La tempête Nils frappe le bassin d’Arcachon et le Val de l’Eyre avec violence
Dans la nuit de mercredi à jeudi, la tempête Nils a balayé le bassin d’Arcachon et le Val de l’Eyre, apportant des rafales de vent impressionnantes qui ont inquiété de nombreux habitants. Beaucoup ont passé une nuit blanche, à l’écoute des bruits assourdissants des rafales et des chocs dans l’obscurité, craignant pour leurs maisons et leurs terrains. Heureusement, il y a eu plus de peur que de mal, malgré la force des vents qui ont soufflé sans relâche.

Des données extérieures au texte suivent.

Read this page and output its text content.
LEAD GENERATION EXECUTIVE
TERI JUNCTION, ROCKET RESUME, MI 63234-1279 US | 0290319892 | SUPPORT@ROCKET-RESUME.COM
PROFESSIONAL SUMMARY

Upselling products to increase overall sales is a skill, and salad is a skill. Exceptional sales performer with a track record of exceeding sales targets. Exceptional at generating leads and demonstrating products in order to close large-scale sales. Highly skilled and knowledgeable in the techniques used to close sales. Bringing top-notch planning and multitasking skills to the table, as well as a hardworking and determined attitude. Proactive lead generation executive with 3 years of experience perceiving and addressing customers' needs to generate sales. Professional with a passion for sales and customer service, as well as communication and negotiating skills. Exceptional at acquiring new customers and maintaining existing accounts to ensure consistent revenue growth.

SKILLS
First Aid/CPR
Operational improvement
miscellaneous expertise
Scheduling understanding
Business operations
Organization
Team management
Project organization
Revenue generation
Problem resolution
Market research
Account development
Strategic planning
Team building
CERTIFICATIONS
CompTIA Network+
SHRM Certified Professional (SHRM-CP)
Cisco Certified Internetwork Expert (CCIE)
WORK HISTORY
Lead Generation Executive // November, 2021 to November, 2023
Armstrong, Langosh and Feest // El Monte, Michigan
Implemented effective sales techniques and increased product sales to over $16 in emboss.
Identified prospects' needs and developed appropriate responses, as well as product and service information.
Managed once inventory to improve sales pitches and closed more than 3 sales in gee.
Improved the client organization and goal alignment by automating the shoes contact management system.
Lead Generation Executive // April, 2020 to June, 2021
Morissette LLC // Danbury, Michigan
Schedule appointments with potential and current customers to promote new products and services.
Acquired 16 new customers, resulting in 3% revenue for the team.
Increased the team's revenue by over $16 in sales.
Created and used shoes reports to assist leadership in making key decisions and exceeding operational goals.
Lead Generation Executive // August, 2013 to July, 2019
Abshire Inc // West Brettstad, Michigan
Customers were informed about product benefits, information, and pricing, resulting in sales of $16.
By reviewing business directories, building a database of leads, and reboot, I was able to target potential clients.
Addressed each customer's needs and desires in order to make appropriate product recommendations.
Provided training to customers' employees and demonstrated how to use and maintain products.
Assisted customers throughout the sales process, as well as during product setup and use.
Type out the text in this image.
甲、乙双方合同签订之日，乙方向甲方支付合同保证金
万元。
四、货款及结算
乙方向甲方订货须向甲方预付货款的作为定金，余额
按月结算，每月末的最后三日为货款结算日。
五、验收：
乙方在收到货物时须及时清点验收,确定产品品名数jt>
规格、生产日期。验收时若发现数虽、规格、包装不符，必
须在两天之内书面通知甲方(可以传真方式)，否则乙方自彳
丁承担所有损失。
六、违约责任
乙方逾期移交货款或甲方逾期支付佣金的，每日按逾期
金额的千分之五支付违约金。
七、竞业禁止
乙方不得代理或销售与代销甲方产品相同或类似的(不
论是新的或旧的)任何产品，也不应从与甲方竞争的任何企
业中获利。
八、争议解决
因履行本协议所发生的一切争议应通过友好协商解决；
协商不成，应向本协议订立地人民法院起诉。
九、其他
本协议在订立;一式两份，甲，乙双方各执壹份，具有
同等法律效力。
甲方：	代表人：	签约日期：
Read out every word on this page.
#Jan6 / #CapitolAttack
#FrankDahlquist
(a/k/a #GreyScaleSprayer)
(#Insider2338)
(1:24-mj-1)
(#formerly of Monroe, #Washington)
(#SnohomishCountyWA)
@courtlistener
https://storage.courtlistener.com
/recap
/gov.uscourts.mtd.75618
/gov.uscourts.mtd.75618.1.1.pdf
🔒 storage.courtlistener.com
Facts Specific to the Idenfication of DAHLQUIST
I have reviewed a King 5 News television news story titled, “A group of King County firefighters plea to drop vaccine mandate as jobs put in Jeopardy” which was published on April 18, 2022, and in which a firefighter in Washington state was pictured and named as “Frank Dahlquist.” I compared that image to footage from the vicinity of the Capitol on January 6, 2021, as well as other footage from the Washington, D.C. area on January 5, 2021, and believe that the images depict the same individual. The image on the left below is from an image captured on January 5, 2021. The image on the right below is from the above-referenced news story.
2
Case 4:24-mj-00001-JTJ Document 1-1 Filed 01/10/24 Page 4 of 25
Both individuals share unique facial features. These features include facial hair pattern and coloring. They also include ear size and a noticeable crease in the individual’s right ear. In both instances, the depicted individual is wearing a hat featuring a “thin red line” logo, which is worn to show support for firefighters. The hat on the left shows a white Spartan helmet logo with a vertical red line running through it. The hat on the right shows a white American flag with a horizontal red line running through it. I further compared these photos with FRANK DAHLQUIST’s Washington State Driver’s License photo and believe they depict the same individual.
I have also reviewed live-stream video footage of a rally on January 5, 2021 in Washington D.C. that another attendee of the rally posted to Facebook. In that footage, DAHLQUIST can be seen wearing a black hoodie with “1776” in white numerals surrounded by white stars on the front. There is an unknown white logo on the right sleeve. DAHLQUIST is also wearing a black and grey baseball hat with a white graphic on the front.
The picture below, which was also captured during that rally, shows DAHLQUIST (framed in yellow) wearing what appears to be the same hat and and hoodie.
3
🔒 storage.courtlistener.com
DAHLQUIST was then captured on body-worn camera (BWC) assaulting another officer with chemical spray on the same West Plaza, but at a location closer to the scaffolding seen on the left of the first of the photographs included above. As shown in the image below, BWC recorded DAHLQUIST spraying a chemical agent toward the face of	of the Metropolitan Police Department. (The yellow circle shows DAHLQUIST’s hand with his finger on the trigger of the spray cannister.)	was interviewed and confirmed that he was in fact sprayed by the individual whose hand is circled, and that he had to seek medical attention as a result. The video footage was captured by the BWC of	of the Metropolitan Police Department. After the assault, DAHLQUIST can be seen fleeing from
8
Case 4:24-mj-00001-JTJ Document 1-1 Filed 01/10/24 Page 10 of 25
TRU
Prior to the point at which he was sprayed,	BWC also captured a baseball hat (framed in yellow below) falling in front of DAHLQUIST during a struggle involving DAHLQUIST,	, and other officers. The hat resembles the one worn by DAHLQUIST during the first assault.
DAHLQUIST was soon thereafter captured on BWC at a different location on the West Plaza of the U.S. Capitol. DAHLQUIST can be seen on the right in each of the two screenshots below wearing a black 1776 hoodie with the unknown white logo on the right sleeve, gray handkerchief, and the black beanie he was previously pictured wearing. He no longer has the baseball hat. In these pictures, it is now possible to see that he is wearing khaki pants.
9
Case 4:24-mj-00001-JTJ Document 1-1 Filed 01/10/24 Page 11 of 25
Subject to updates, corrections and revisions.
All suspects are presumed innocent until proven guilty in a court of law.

Des dégâts matériels importants mais aucun blessé
Aucun blessé n’est à déplorer, mais les dégâts matériels sont nombreux et visibles un peu partout. Des centaines de branches d’arbres jonchent le sol, des palissades et clôtures sont couchées, et quelques arbres sont tombés sur la chaussée, bloquant temporairement la circulation. Des voitures ont également été abîmées par les chutes d’arbres ou de débris. Toutes les routes coupées ont pu être rouvertes dans la journée de jeudi, grâce à l’intervention rapide des services techniques municipaux.
Sur la presqu’île du Cap-Ferret, par exemple, un arbre s’est couché sur la route à l’entrée du village de Claouey, en face du trinquet, nécessitant un dégagement urgent pour rétablir la circulation. À Grand Piquey, plusieurs logements ont été privés d’électricité, et Enedis est intervenu dans la matinée pour rétablir le courant. Cependant, ailleurs sur le Bassin, des centaines de personnes étaient encore sans électricité jeudi soir, montrant l’ampleur des perturbations.
Mobilisation générale des services techniques
Tous les services techniques municipaux des communes du Bassin et du Val de l’Eyre ont été mobilisés durant cette nuit tempétueuse. À La Teste, un pin bloquant l’entrée de l’Aiguillon vers Arcachon a été rapidement dégagé, tout comme sur le boulevard de l’industrie dans la zone d’activité. Des interventions similaires ont eu lieu dans plusieurs rues de Pyla, d’Arcachon et de Gujan-Mestras, où les équipes ont travaillé sans relâche pour sécuriser les axes routiers.
À Arcachon, un arbre est tombé sur une voiture en ville d’hiver, tandis qu’au giratoire entre Arcachon et La Teste, quartier de l’Aiguillon, un arbre a dû être coupé en urgence après sa chute. Près du port d’Arès, une cabane métallique a été détruite par les vents, et à Pereire, un arbre a bloqué une rue, nécessitant une intervention rapide.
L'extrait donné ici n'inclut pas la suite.